In theory, the array signal correlation is the metric most closely related to beamforming performance. The performance degradation of CBF can be explained by the decrease in array signal correlation caused by the conditions of the underwater waveguide. Therefore, in existing methods, one approach to address this issue is to suppress the adverse effects of the waveguide environment on azimuth estimation by introducing environmental knowledge, such as the matched field method. Additionally, a signal and system perspective can be utilized to restore the ideal beam pattern using deconvolution techniques. However, methods that require environmental knowledge are often challenging to use under passive detection conditions, and deconvolution-based approaches cannot directly improve the practical correlation of array signals. The problem of decreased array signal correlation becomes more prominent as the aperture of the base array increases.

To address the above issues, researchers from the Institute of Acoustics, Chinese Academy of Sciences (IACAS) applied striation-based beamforming (SBF) to the passive bearing detection problem by utilizing the array signal interference mechanism and its correlation with the signal. Compared to CBF which processes the array signals of the same frequency, SBF processes the array signals with the best correlation along the striations in element-frequency domain. By introducing time pre-compensation related to signal arrival time into the received array signals, the results indicate that accurate estimation of sound source azimuth can be achieved using SBF. Furthermore, the obtained beam response is similar to the results under ideal conditions of plane waves, effectively ensuring beam resolution and array gain.

The research findings were successfully validated on a horizontal array with a synthetic aperture of approximately 1 kilometer in shallow waters. The results show a possibility provided by SBF for underwater acoustics to obtain beamforming performance like plane wave condition. It also provides a beneficial solution to the problem of deteriorating beamforming performance in shallow-water environments and serves as a reference for optimizing underwater acoustic array signal processing and improving target localization and detection performance.

Figure. 1 The effective enhancement of array signal correlation using striation-based processing (Image by IACAS)

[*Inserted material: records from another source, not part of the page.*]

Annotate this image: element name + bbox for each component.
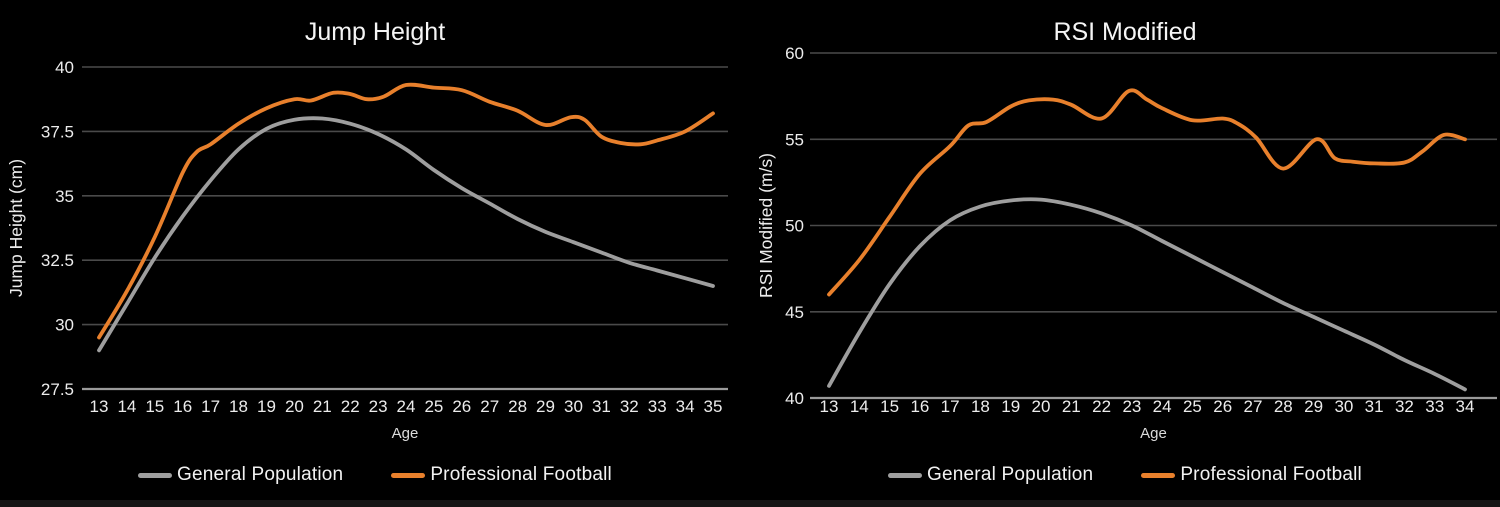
legend-label: General Population (927, 464, 1094, 485)
y-tick-label: 40 (55, 58, 74, 77)
x-tick-label: 22 (1092, 397, 1111, 416)
legend-rsi-modified: General Population Professional Football (750, 464, 1500, 486)
legend-item-general-population: General Population (888, 464, 1093, 486)
x-tick-label: 14 (117, 397, 136, 416)
x-tick-label: 28 (1274, 397, 1293, 416)
y-tick-label: 40 (785, 389, 804, 408)
x-tick-label: 27 (480, 397, 499, 416)
jump-height-plot: 27.5 30 32.5 35 37.5 40 13 14 15 16 17 18 19 20 21 22 23… (6, 18, 728, 442)
x-tick-label: 34 (1456, 397, 1475, 416)
y-axis-label: RSI Modified (m/s) (756, 153, 776, 298)
legend-jump-height: General Population Professional Football (0, 464, 750, 486)
x-tick-label: 13 (90, 397, 109, 416)
x-tick-label: 31 (592, 397, 611, 416)
x-tick-label: 21 (1062, 397, 1081, 416)
x-tick-label: 28 (508, 397, 527, 416)
x-tick-label: 23 (1122, 397, 1141, 416)
x-tick-label: 19 (1001, 397, 1020, 416)
x-tick-label: 16 (173, 397, 192, 416)
x-tick-label: 30 (1334, 397, 1353, 416)
y-tick-label: 30 (55, 316, 74, 335)
series-line-general-population (97, 116, 715, 353)
y-tick-label: 35 (55, 187, 74, 206)
rsi-modified-plot: 40 45 50 55 60 13 14 15 16 17 18 19 20 21 22 23 24 25 26 27… (756, 18, 1497, 442)
x-tick-label: 30 (564, 397, 583, 416)
x-tick-label: 17 (201, 397, 220, 416)
x-tick-label: 20 (1032, 397, 1051, 416)
legend-label: Professional Football (1180, 464, 1362, 485)
y-axis-label: Jump Height (cm) (6, 159, 26, 297)
x-tick-label: 26 (1213, 397, 1232, 416)
x-axis-label: Age (392, 425, 419, 442)
y-tick-label: 27.5 (41, 380, 74, 399)
y-tick-label: 37.5 (41, 122, 74, 141)
x-tick-label: 29 (1304, 397, 1323, 416)
x-tick-label: 23 (369, 397, 388, 416)
chart-jump-height: 27.5 30 32.5 35 37.5 40 13 14 15 16 17 18 19 20 21 22 23… (0, 18, 750, 486)
x-tick-label: 17 (941, 397, 960, 416)
x-tick-label: 21 (313, 397, 332, 416)
bottom-bar (0, 500, 1500, 507)
legend-label: General Population (177, 464, 344, 485)
x-tick-label: 18 (971, 397, 990, 416)
x-tick-label: 33 (648, 397, 667, 416)
x-tick-label: 24 (1153, 397, 1172, 416)
x-tick-label: 31 (1365, 397, 1384, 416)
chart-title: Jump Height (305, 18, 445, 46)
y-tick-label: 32.5 (41, 251, 74, 270)
x-tick-label: 35 (704, 397, 723, 416)
x-axis-label: Age (1140, 425, 1167, 442)
x-tick-label: 29 (536, 397, 555, 416)
legend-item-general-population: General Population (138, 464, 343, 486)
legend-item-professional-football: Professional Football (1141, 464, 1362, 486)
series-line-general-population (827, 197, 1467, 392)
x-tick-label: 22 (341, 397, 360, 416)
x-tick-label: 13 (820, 397, 839, 416)
y-tick-label: 45 (785, 303, 804, 322)
series-line-professional-football (97, 82, 715, 340)
x-tick-label: 15 (880, 397, 899, 416)
legend-line-swatch (1141, 472, 1176, 478)
x-tick-label: 14 (850, 397, 869, 416)
x-tick-label: 34 (676, 397, 695, 416)
x-tick-label: 19 (257, 397, 276, 416)
y-tick-label: 60 (785, 44, 804, 63)
legend-line-swatch (391, 472, 426, 478)
legend-line-swatch (888, 472, 923, 478)
y-tick-label: 50 (785, 217, 804, 236)
chart-rsi-modified: 40 45 50 55 60 13 14 15 16 17 18 19 20 21 22 23 24 25 26 27… (750, 0, 1500, 507)
x-tick-label: 33 (1425, 397, 1444, 416)
x-tick-label: 27 (1244, 397, 1263, 416)
x-tick-label: 32 (1395, 397, 1414, 416)
y-tick-label: 55 (785, 130, 804, 149)
x-tick-label: 25 (1183, 397, 1202, 416)
x-tick-label: 15 (145, 397, 164, 416)
x-tick-label: 32 (620, 397, 639, 416)
legend-item-professional-football: Professional Football (391, 464, 612, 486)
legend-line-swatch (138, 472, 173, 478)
x-tick-label: 26 (452, 397, 471, 416)
x-tick-label: 18 (229, 397, 248, 416)
x-tick-label: 16 (910, 397, 929, 416)
legend-label: Professional Football (430, 464, 612, 485)
chart-title: RSI Modified (1053, 18, 1196, 46)
x-tick-label: 20 (285, 397, 304, 416)
x-tick-label: 25 (424, 397, 443, 416)
x-tick-label: 24 (397, 397, 416, 416)
series-line-professional-football (827, 88, 1467, 297)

The research, published online in the international journal The Journal of the Acoustical Society of America, was supported by the National Natural Science Foundation of China (No.12174419, No.11804362).

Reference:

Changpeng Liu, Shihong Zhou, Yubo Qi, Performance comparison of conventional and striation-based beamformers for underwater bearing detection of pulse sources. J. Acoust. Soc. Am. 1 December 2023, 154 (6): 3955–3972. DOI: 10.1121/10.0023950.